HSE chief operating officer Laverne McGuinness described the sum as “extortionate” but said it was an “outlier” among overtime payments to junior doctors generally. The overtime was run up when the doctor was on leave and worked in a different hospital, Ms McGuinness told the Oireachtas health committee yesterday.
The HSE had made significant progress in reducing the working hours of junior doctors, she said, but smaller hospitals in remote locations sometimes were not able to support the larger rotas needed to achieve this objective.
24 continuous hours
The HSE aimed to ensure that no junior doctor had to work more than 24 continuous hours on site from June and that no doctor worked more than 68 hours in a week by the end of March 2013, she said.
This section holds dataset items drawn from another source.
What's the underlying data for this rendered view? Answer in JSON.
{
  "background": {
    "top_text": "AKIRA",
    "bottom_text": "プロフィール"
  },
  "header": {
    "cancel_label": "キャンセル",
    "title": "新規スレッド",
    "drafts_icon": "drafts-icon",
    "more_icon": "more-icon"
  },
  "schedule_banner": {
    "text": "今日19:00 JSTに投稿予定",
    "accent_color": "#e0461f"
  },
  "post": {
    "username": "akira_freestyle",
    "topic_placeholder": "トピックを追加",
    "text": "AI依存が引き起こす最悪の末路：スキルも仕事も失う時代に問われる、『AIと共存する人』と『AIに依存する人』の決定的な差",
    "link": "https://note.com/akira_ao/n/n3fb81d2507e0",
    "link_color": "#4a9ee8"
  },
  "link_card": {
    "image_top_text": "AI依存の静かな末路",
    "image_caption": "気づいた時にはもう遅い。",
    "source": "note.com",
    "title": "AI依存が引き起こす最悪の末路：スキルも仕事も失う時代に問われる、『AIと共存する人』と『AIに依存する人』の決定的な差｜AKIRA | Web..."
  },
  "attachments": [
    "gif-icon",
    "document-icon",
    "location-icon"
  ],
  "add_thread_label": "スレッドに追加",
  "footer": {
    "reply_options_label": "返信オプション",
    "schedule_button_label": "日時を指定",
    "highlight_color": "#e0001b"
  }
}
It would require hospitals to identify non-medical staff in each hospital to lead delivery of key tasks such as the taking of blood sample and the siting of cannulas and catheters.
“We’re not happy we haven’t achieved the compliance with the 48-hour week but some work has been done.”
Earlier, the Irish Medical Organisation warned that patients could die as a result of the excessive working hours of junior hospital doctors.
Shirley Coulter, assistant director of industrial relations, predicted accidents would happen “with serious or fatal consequences” in hospitals as a result of the failure of the HSE to ensure junior doctors did not breach EU regulations against excessive working hours.
Junior doctors were working an average of 60-65 hours a week, not the 54 hours claimed by the HSE, she said.
The future of the health services was being jeopardised as more and more of its “best and brightest” young doctors turn their back on a chaotic health system that had no regard for their interests.
Training overseas
Non-consultant hospital doctors (NCHDs) were increasingly pursuing shorter training periods under better conditions overseas and then staying there after training.
“Unless things change, there will be more NCHDs in our airports than in our hospitals,” Ms Coulter said.